Further, on March 16, 2020, the Michigan State Supreme Court issued a Statement on Matters Concerning Children which provides in relevant part as follows:
“The Supreme Court wants to remind parents that all court orders for a child’s custody, parenting time and support are still in force. Only a new court order can change that. Parents should continue to follow their court orders.”
Reading the Governor’s Order and the Michigan Supreme Court’s Statement together, parents should know that all parties are to comply with all existing custody, parenting time, and support orders unless and until they are changed. The Governor’s Stay Home, Stay Safe Order does NOT prohibit parents from transporting their children to the other parties’ residences to comply with custody and parenting time orders and agreements.
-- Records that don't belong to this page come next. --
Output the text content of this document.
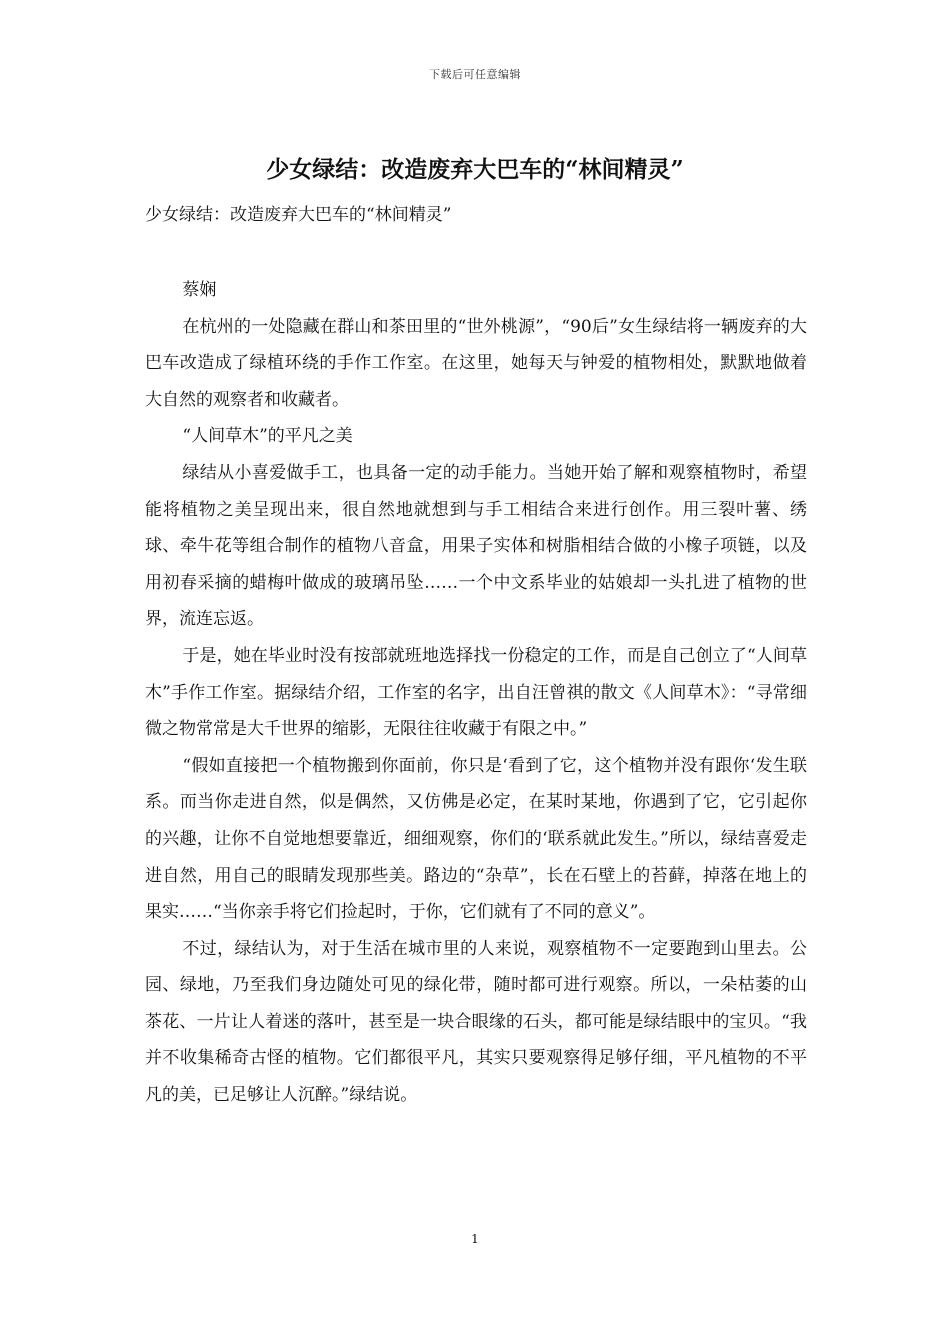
下载后可任意编辑
少女绿结：改造废弃大巴车的“林间精灵”

少女绿结：改造废弃大巴车的“林间精灵”

蔡娴

在杭州的一处隐藏在群山和茶田里的“世外桃源”，“90后”女生绿结将一辆废弃的大巴车改造成了绿植环绕的手作工作室。在这里，她每天与钟爱的植物相处，默默地做着大自然的观察者和收藏者。

“人间草木”的平凡之美

绿结从小喜爱做手工，也具备一定的动手能力。当她开始了解和观察植物时，希望能将植物之美呈现出来，很自然地就想到与手工相结合来进行创作。用三裂叶薯、绣球、牵牛花等组合制作的植物八音盒，用果子实体和树脂相结合做的小橡子项链，以及用初春采摘的蜡梅叶做成的玻璃吊坠……一个中文系毕业的姑娘却一头扎进了植物的世界，流连忘返。

于是，她在毕业时没有按部就班地选择找一份稳定的工作，而是自己创立了“人间草木”手作工作室。据绿结介绍，工作室的名字，出自汪曾祺的散文《人间草木》：“寻常细微之物常常是大千世界的缩影，无限往往收藏于有限之中。”

“假如直接把一个植物搬到你面前，你只是‘看到了它，这个植物并没有跟你‘发生联系。而当你走进自然，似是偶然，又仿佛是必定，在某时某地，你遇到了它，它引起你的兴趣，让你不自觉地想要靠近，细细观察，你们的‘联系就此发生。”所以，绿结喜爱走进自然，用自己的眼睛发现那些美。路边的“杂草”，长在石壁上的苔藓，掉落在地上的果实……“当你亲手将它们捡起时，于你，它们就有了不同的意义”。

不过，绿结认为，对于生活在城市里的人来说，观察植物不一定要跑到山里去。公园、绿地，乃至我们身边随处可见的绿化带，随时都可进行观察。所以，一朵枯萎的山茶花、一片让人着迷的落叶，甚至是一块合眼缘的石头，都可能是绿结眼中的宝贝。“我并不收集稀奇古怪的植物。它们都很平凡，其实只要观察得足够仔细，平凡植物的不平凡的美，已足够让人沉醉。”绿结说。

1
When traveling to parenting time exchanges, parents should carry a copy of the relevant custody or parenting time order or agreement with them at all times to show to any law enforcement officer who may inquire as to why that party is not at home.
With all that said, many clients still have questions about the safety of the children and others as a result of multiple transfers back and forth for parenting time. Further, some clients have concerns if one of the parents or someone in the other parent’s house is a medical professional or in a position to put them at greater risk of infecting the child with COVID-19. Unfortunately, I cannot give definitive advice on this topic because we just cannot know how the family courts will resolve contempt motions regarding COVID-19 related denials of parenting time. As always, different family court judges and different appellate panels
, may view and decide the same fact patterns very different ways.
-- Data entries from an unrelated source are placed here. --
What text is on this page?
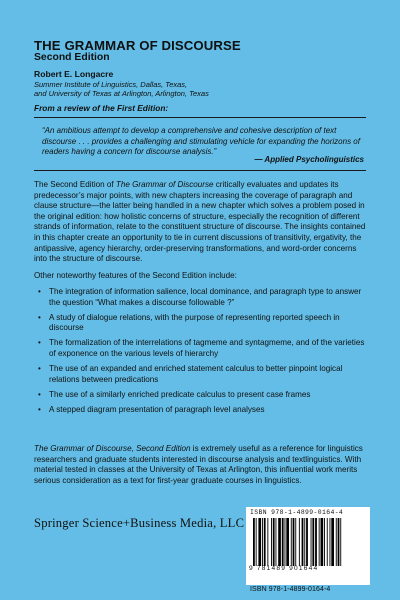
THE GRAMMAR OF DISCOURSE
Second Edition
Robert E. Longacre
Summer Institute of Linguistics, Dallas, Texas,
and University of Texas at Arlington, Arlington, Texas
From a review of the First Edition:
“An ambitious attempt to develop a comprehensive and cohesive description of text discourse . . . provides a challenging and stimulating vehicle for expanding the horizons of readers having a concern for discourse analysis.”
— Applied Psycholinguistics
The Second Edition of The Grammar of Discourse critically evaluates and updates its predecessor’s major points, with new chapters increasing the coverage of paragraph and clause structure—the latter being handled in a new chapter which solves a problem posed in the original edition: how holistic concerns of structure, especially the recognition of different strands of information, relate to the constituent structure of discourse. The insights contained in this chapter create an opportunity to tie in current discussions of transitivity, ergativity, the antipassive, agency hierarchy, order-preserving transformations, and word-order concerns into the structure of discourse.
Other noteworthy features of the Second Edition include:
• The integration of information salience, local dominance, and paragraph type to answer the question “What makes a discourse followable ?”
• A study of dialogue relations, with the purpose of representing reported speech in discourse
• The formalization of the interrelations of tagmeme and syntagmeme, and of the varieties of exponence on the various levels of hierarchy
• The use of an expanded and enriched statement calculus to better pinpoint logical relations between predications
• The use of a similarly enriched predicate calculus to present case frames
• A stepped diagram presentation of paragraph level analyses
The Grammar of Discourse, Second Edition is extremely useful as a reference for linguistics researchers and graduate students interested in discourse analysis and textlinguistics. With material tested in classes at the University of Texas at Arlington, this influential work merits serious consideration as a text for first-year graduate courses in linguistics.
Springer Science+Business Media, LLC
ISBN 978-1-4899-0164-4
9 781489 901644
ISBN 978-1-4899-0164-4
Therefore, I am neither willing to give blanket advice to clients to blindly follow valid court orders believing that their children are being put at risk, nor am I willing to advise clients not to follow valid court orders. As always, you must ultimately balance your willingness to be found in contempt of court for violating a court order with your belief that you may potentially be putting your child at risk.
In making such decisions, clients should consider the following, which may be relevant to the family courts when deciding contempt motions regarding denial of parenting time related to COVID-19:
- The mere fact that this is a pandemic does not seem reason enough to deny parenting time.
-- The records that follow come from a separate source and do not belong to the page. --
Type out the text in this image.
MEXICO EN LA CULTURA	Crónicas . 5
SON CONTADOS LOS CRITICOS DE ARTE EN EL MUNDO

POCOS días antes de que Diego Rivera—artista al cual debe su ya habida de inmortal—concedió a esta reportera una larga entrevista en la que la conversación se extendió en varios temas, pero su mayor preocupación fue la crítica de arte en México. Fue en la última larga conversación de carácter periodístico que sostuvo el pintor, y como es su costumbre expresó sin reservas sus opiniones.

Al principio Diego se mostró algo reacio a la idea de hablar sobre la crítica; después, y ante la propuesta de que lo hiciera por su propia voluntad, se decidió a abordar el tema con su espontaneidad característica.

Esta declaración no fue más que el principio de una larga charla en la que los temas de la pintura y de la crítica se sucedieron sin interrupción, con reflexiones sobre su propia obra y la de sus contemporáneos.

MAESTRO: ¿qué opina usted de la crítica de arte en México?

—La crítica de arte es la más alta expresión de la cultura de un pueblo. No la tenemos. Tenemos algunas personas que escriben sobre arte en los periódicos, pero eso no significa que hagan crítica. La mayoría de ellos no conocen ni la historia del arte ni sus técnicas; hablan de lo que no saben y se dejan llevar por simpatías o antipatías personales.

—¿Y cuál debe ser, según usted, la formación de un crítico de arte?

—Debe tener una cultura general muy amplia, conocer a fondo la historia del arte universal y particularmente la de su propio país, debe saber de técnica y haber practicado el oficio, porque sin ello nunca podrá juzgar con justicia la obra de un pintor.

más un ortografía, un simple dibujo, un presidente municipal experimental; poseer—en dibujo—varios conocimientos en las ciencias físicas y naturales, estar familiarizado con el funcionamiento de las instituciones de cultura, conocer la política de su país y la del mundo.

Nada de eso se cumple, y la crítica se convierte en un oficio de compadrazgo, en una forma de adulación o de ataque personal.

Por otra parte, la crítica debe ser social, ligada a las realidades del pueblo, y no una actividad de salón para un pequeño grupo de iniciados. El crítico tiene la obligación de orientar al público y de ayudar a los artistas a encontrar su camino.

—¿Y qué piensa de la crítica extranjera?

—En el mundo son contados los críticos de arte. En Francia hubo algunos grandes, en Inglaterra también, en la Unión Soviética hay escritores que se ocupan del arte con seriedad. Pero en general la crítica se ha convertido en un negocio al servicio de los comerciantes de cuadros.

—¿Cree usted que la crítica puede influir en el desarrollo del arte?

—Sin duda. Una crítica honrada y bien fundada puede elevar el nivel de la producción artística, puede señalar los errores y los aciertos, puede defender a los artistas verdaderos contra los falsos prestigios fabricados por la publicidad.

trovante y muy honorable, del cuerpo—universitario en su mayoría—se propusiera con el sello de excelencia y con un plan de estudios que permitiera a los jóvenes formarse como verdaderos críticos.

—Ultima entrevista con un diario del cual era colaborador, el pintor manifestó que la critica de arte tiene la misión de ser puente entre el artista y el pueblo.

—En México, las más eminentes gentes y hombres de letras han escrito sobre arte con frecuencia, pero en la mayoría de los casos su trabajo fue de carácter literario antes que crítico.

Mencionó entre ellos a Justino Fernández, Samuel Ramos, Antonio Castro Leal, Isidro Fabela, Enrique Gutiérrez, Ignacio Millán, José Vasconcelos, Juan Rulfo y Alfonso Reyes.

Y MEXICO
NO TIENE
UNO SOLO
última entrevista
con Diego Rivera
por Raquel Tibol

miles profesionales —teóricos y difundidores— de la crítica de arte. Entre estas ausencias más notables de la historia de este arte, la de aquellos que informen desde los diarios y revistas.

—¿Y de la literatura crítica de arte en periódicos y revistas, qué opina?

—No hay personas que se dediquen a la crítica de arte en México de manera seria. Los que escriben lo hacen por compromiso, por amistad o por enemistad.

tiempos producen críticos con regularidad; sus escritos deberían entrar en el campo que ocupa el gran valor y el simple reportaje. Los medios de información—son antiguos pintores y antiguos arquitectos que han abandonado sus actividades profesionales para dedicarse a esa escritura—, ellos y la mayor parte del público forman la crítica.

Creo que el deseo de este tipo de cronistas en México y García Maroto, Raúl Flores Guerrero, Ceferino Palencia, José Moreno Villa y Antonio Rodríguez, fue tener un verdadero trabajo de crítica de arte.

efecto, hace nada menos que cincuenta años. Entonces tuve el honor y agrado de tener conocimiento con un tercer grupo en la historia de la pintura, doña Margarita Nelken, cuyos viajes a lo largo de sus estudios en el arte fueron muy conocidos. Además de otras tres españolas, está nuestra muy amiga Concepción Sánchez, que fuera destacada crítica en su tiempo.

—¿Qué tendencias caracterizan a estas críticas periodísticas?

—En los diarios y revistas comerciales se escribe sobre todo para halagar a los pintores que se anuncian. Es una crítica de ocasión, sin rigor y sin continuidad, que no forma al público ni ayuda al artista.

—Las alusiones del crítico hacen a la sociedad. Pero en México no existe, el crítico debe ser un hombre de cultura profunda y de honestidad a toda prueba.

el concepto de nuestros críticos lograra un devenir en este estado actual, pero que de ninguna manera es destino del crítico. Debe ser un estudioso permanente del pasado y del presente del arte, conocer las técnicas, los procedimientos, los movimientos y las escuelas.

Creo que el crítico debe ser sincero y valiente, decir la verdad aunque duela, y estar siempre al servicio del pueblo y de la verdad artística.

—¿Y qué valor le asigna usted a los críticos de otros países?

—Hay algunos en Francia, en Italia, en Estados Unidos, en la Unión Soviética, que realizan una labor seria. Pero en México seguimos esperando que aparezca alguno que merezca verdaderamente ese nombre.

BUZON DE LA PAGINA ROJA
- Did the parent denying parenting time explicitly explain why, including exact reasons, that they were denying parenting time in writing at the time they did so.
- Did the parent denying parenting time offer additional and daily electronic parenting time and/or make-up parenting time at the time they denied parenting time.
- If the other parent, or someone in their household has COVID-19, this seems to be a good reason to deny parenting time, as long as that parent offers make-up parenting time when they recover.
- If the parent denying parenting time relies on the reason that they believe the other parent is at greater risk of contracting COVID-19 and infecting the child, that parent should also be (a) offering make-up parenting time, (b) providing access to daily electronic or video communication with the child, and (c) also be practicing extreme social distancing for themselves and the child.